[Numpy-discussion] missing data discussion round 2

Wed Jun 29 15:35:35 EDT 2011

Oops,

On Wed, Jun 29, 2011 at 8:32 PM, Matthew Brett <matthew.brett at gmail.com> wrote:
> Hi,
>
> On Wed, Jun 29, 2011 at 6:22 PM, Mark Wiebe <mwwiebe at gmail.com> wrote:
>> On Wed, Jun 29, 2011 at 8:20 AM, Lluís <xscript at gmx.net> wrote:
>>>
>>> Matthew Brett writes:
>>>
>>> >> Maybe instead of np.NA, we could say np.IGNORE, which sort of conveys
>>> >> the idea that the entry is still there, but we're just ignoring it.  Of
>>> >> course, that goes against common convention, but it might be easier to
>>> >> explain.
>>>
>>> > I think Nathaniel's point is that np.IGNORE is a different idea than
>>> > np.NA, and that is why joining the implementations can lead to
>>> > conceptual confusion.
>>>
>>> This is how I see it:
>>>
>>> >>> a = np.array([0, 1, 2], dtype=int)
>>> >>> a[0] = np.NA
>>> ValueError
>>> >>> e = np.array([np.NA, 1, 2], dtype=int)
>>> ValueError
>>> >>> b  = np.array([np.NA, 1, 2], dtype=np.maybe(int))
>>> >>> m  = np.array([np.NA, 1, 2], dtype=int, masked=True)
>>> >>> bm = np.array([np.NA, 1, 2], dtype=np.maybe(int), masked=True)
>>> >>> b[1] = np.NA
>>> >>> np.sum(b)
>>> np.NA
>>> >>> np.sum(b, skipna=True)
>>> 2
>>> >>> b.mask
>>> None
>>> >>> m[1] = np.NA
>>> >>> np.sum(m)
>>> 2
>>> >>> np.sum(m, skipna=True)
>>> 2
>>> >>> m.mask
>>> [False, False, True]
>>> >>> bm[1] = np.NA
>>> >>> np.sum(bm)
>>> 2
>>> >>> np.sum(bm, skipna=True)
>>> 2
>>> >>> bm.mask
>>> [False, False, True]
>>>
>>> So:
>>>
>>> * Mask takes precedence over bit pattern on element assignment.

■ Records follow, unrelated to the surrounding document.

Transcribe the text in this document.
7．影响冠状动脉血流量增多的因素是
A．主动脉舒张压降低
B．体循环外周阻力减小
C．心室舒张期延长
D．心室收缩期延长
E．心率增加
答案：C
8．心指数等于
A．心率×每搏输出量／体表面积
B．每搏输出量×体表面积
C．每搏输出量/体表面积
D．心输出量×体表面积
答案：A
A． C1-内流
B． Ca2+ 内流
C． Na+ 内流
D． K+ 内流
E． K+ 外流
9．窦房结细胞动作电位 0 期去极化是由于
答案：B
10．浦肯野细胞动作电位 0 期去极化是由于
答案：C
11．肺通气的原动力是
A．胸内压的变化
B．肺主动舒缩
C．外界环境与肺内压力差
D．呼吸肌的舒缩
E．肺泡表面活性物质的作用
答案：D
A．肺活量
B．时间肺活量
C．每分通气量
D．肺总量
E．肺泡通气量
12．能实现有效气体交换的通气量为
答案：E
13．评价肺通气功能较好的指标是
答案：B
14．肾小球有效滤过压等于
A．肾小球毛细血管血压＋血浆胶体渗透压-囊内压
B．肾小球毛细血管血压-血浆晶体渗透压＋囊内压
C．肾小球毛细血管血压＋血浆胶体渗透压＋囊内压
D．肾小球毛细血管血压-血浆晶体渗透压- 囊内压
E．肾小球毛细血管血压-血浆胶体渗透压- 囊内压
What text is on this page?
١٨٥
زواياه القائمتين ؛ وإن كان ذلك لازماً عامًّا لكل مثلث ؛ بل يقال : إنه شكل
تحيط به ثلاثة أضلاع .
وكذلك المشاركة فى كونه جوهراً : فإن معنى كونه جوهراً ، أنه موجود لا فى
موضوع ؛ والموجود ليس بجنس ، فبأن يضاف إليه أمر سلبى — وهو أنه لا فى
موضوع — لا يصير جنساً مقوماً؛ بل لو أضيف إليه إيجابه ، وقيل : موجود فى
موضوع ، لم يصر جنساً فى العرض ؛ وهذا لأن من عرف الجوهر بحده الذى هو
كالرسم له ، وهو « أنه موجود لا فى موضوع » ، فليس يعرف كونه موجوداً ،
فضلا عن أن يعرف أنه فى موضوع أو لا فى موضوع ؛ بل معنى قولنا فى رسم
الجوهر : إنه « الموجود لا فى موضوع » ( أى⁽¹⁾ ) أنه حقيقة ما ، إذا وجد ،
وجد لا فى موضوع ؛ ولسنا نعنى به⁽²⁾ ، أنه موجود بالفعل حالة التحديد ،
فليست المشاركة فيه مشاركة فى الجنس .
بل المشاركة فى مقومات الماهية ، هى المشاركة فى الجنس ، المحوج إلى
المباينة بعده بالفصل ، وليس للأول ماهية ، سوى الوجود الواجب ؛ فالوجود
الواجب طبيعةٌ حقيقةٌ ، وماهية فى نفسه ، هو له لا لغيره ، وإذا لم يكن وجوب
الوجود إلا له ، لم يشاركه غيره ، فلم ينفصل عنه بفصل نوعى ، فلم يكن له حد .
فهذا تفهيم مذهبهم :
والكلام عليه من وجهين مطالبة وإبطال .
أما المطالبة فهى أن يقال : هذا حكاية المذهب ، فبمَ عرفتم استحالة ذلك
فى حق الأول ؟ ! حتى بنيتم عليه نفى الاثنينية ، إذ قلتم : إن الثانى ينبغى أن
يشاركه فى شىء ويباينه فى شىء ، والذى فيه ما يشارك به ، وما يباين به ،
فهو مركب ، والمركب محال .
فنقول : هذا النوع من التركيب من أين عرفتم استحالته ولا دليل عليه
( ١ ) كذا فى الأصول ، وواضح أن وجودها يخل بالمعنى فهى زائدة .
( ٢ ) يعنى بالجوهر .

There's
>>>  still the question of how to assign a bit pattern NA when the mask is
>>>  active.
>>>
>>> * When using mask, elements are automagically skipped.
>>>
>>> * "m[1] = np.NA" is equivalent to "m.mask[1] = False"
>>>
>>> * When using bit pattern + mask, it might make sense to have the initial
>>>  values as bit-pattern NAs, instead of masked (i.e., "bm.mask == [True,
>>>  False, True]" and "np.sum(bm) == np.NA")
>>
>> There seems to be a general idea that masks and NA bit patterns imply
>> particular differing semantics, something which I think is simply false.
>
> Well - first - it's helpful surely to separate the concepts and the
> implementation.
>
> Concepts / use patterns (as delineated by Nathaniel):
> A) missing values == 'np.NA' in my emails.  Can we call that CMV
> (concept missing values)?
> B) masks == np.IGNORE in my emails . CMSK (concept masks)?
>
> Implementations
> 1) bit-pattern == na-dtype - how about we call that IBP
> (implementation bit patten)?
> 2) array.mask.  IM (implementation mask)?
>
> Nathaniel implied that:
>
> CMV implies: sum([np.NA, 1]) == np.NA
> CMSK implies sum([np.NA, 1]) == 1
>
> and indeed, that's how R and masked arrays respectively behave.  So I
> think it's reasonable to say that at least R thought that the bitmask
> implied the first and Pierre and others thought the mask meant the
> second.
>
> The NEP as it stands thinks of CMV and and CM as being different views
> of the same thing,   Please correct me if I'm wrong.
>
>> Both NaN and Inf are implemented in hardware with the same idea as the NA
>> bit pattern, but they do not follow NA missing value semantics.
>
> Right - and that doesn't affect the argument, because the argument is
> about the concepts and not the implementation.
>
>> As far as I can tell, the only required difference between them is that NA
>> bit patterns must destroy the data. Nothing else.
>
> I think Nathaniel's point was about the expected default behavior in
> the different concepts.
>
>> Everything on top of that
>> is a choice of API and interface mechanisms. I want them to behave exactly
>> the same except for that necessary difference, so that it will be possible
>> to use the *exact same Python code* with either approach.
>
> Right.  And Nathaniel's point is that that desire leads to fusion of
> the two ideas into one when they should be separated.  For example, if
> I understand correctly:
>
>>>> a = np.array([1.0, 2.0, 3, 7.0], masked=True)
>>>> b = np.array([1.0, 2.0, np.NA, 7.0], dtype='NA[f8]')
>>>> a[3] = np.NA  # actual real hand-on-heart assignment
>>>> b[3] = np.NA # magic mask setting although it looks the same

I meant:

>>> a = np.array([1.0, 2.0, 3.0, 7.0], masked=True)
>>> b = np.array([1.0, 2.0, 3.0, 7.0], dtype='NA[f8]')
>>> b[3] = np.NA  # actual real hand-on-heart assignment
>>> a[3] = np.NA # magic mask setting although it looks the same

Sorry,

Matthew